>>18499610
>that really seems to be the inflection point for when consumer electronics in the west started to go way down hill aesthetically
So it's lacking in soul? Like nearly everything else. I was mocked for pointing this out weeks ago, but it's just a trend across all corporate design. You're noticing the cycle just as it may be hitting a wall in the tech sector, but it's been repeating everywhere since the industrial revolution. The techno-capital cycle is one of innovation and consolidation. You see the most creativity show through when active innovation and competition is constantly occurring and designers/corporations feel a need to distinguish their products from each other. After that things nearly always consolidate into the most efficient soulless version of whatever has been developed.
Stuff like
>>18499782
is just impractical from a corporate design perspective today. The technical limitations guided the design, so the tech itself has driven us away from interesting design opportunities. What does a contemporary version of this turn into? There would be no CRT, no visible on-monitor speaker, no knobs or buttons, so what's really left? How might modern manufacturers take inspiration from these designs? Retro tech has caught up with furniture design in that people are more interested in collecting things that had soulful design than anything new. But again, the tech itself is outdated, whereas a vintage chair still functions as well as any other.
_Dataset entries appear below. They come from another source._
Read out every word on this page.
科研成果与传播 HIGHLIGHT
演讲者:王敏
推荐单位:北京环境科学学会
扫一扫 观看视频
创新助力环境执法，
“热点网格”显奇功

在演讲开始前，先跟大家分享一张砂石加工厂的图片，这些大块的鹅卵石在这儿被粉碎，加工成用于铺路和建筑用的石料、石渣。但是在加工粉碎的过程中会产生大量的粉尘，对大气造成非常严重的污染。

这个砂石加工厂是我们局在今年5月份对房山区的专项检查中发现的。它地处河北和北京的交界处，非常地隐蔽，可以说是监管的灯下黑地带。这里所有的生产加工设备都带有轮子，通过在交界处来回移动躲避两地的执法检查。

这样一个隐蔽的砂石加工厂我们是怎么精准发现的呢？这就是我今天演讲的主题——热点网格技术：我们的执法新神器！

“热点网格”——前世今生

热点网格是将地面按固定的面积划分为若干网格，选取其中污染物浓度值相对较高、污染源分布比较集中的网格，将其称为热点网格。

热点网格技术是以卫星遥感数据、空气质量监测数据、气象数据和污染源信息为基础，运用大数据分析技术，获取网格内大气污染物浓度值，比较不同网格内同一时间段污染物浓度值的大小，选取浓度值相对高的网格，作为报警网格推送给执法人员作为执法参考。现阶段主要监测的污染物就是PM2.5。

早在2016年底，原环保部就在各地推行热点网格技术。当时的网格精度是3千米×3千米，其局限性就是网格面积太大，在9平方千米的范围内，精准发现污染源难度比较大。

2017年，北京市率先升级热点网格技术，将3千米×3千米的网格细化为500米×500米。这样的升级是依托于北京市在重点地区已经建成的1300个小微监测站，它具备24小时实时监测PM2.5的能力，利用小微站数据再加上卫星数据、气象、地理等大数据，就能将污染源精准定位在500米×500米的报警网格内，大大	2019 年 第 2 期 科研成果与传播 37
AFAIK there is a market for new CRT's, but it's not enough to get anything new off the ground. The manufacturing base is gone. It's the fucking moon landing all over again and Apple is SpaceX. The major corporations have secured effective monopolies and the only thing we have to look forward to is more consolidation and a landscape of products that either push just how soulless and minimal they can be or new designs that LARP as old designs like a bad Hollywood reboot. It's not looking good, in other words.